Stratified Domain Adaptation: A Progressive Self-Training Approach for Scene Text Recognition
This work addresses domain adaptation challenges in scene text recognition, an incremental advancement for improving model robustness across different visual domains.
The paper tackles the problem of performance degradation in unsupervised domain adaptation for scene text recognition when there is a large domain gap, by introducing a Stratified Domain Adaptation approach that partitions training data into subsets for progressive self-training, resulting in significant improvements over baseline models as shown in experiments on benchmark datasets.
Unsupervised domain adaptation (UDA) has become increasingly prevalent in scene text recognition (STR), especially where training and testing data reside in different domains.

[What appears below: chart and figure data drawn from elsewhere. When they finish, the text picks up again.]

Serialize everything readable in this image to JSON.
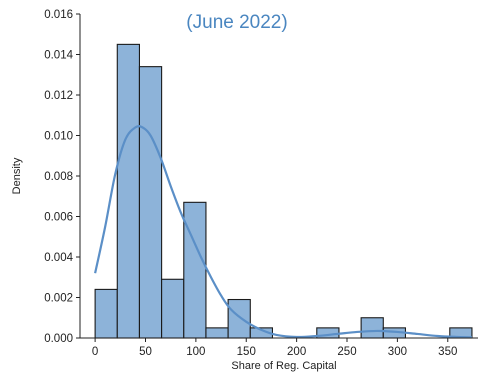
{
  "chart_data": {
    "type": "bar",
    "subtitle": "(June 2022)",
    "xlabel": "Share of Reg. Capital",
    "ylabel": "Density",
    "xlim": [
      -15,
      380
    ],
    "ylim": [
      0,
      0.016
    ],
    "x_ticks": [
      0,
      50,
      100,
      150,
      200,
      250,
      300,
      350
    ],
    "y_ticks": [
      0.0,
      0.002,
      0.004,
      0.006,
      0.008,
      0.01,
      0.012,
      0.014,
      0.016
    ],
    "y_tick_labels": [
      "0.000",
      "0.002",
      "0.004",
      "0.006",
      "0.008",
      "0.010",
      "0.012",
      "0.014",
      "0.016"
    ],
    "grid": false,
    "bins": [
      {
        "x0": 0,
        "x1": 22,
        "value": 0.0024
      },
      {
        "x0": 22,
        "x1": 44,
        "value": 0.0145
      },
      {
        "x0": 44,
        "x1": 66,
        "value": 0.0134
      },
      {
        "x0": 66,
        "x1": 88,
        "value": 0.0029
      },
      {
        "x0": 88,
        "x1": 110,
        "value": 0.0067
      },
      {
        "x0": 110,
        "x1": 132,
        "value": 0.0005
      },
      {
        "x0": 132,
        "x1": 154,
        "value": 0.0019
      },
      {
        "x0": 154,
        "x1": 176,
        "value": 0.0005
      },
      {
        "x0": 176,
        "x1": 198,
        "value": 0.0
      },
      {
        "x0": 198,
        "x1": 220,
        "value": 0.0
      },
      {
        "x0": 220,
        "x1": 242,
        "value": 0.0005
      },
      {
        "x0": 242,
        "x1": 264,
        "value": 0.0
      },
      {
        "x0": 264,
        "x1": 286,
        "value": 0.001
      },
      {
        "x0": 286,
        "x1": 308,
        "value": 0.0005
      },
      {
        "x0": 308,
        "x1": 330,
        "value": 0.0
      },
      {
        "x0": 330,
        "x1": 352,
        "value": 0.0
      },
      {
        "x0": 352,
        "x1": 374,
        "value": 0.0005
      }
    ],
    "kde": {
      "x": [
        0,
        10,
        20,
        30,
        40,
        47,
        55,
        65,
        75,
        85,
        95,
        105,
        115,
        125,
        135,
        150,
        165,
        180,
        200,
        220,
        240,
        260,
        280,
        300,
        320,
        340,
        360,
        374
      ],
      "y": [
        0.0032,
        0.0055,
        0.0081,
        0.0098,
        0.0104,
        0.0104,
        0.01,
        0.0089,
        0.0075,
        0.0062,
        0.0051,
        0.004,
        0.003,
        0.0021,
        0.0014,
        0.0008,
        0.0004,
        0.00015,
        5e-05,
        0.0001,
        0.0002,
        0.0003,
        0.00035,
        0.0003,
        0.0002,
        0.0001,
        5e-05,
        3e-05
      ]
    },
    "colors": {
      "bar_fill": "#8db3d9",
      "bar_edge": "#1a1a1a",
      "kde_line": "#5b8fc7",
      "subtitle": "#4a86c0"
    }
  }
}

The efficacy of existing UDA approaches tends to degrade when there is a large gap between the source and target domains. To deal with this problem, gradually shifting or progressively learning to shift from domain to domain is the key issue. In this paper, we introduce the Stratified Domain Adaptation (StrDA) approach, which examines the gradual escalation of the domain gap for the learning process. The objective is to partition the training data into subsets so that the progressively self-trained model can adapt to gradual changes. We stratify the training data by evaluating the proximity of each data sample to both the source and target domains. We propose a novel method for employing domain discriminators to estimate the out-of-distribution and domain discriminative levels of data samples. Extensive experiments on benchmark scene-text datasets show that our approach significantly improves the performance of baseline (source-trained) STR models.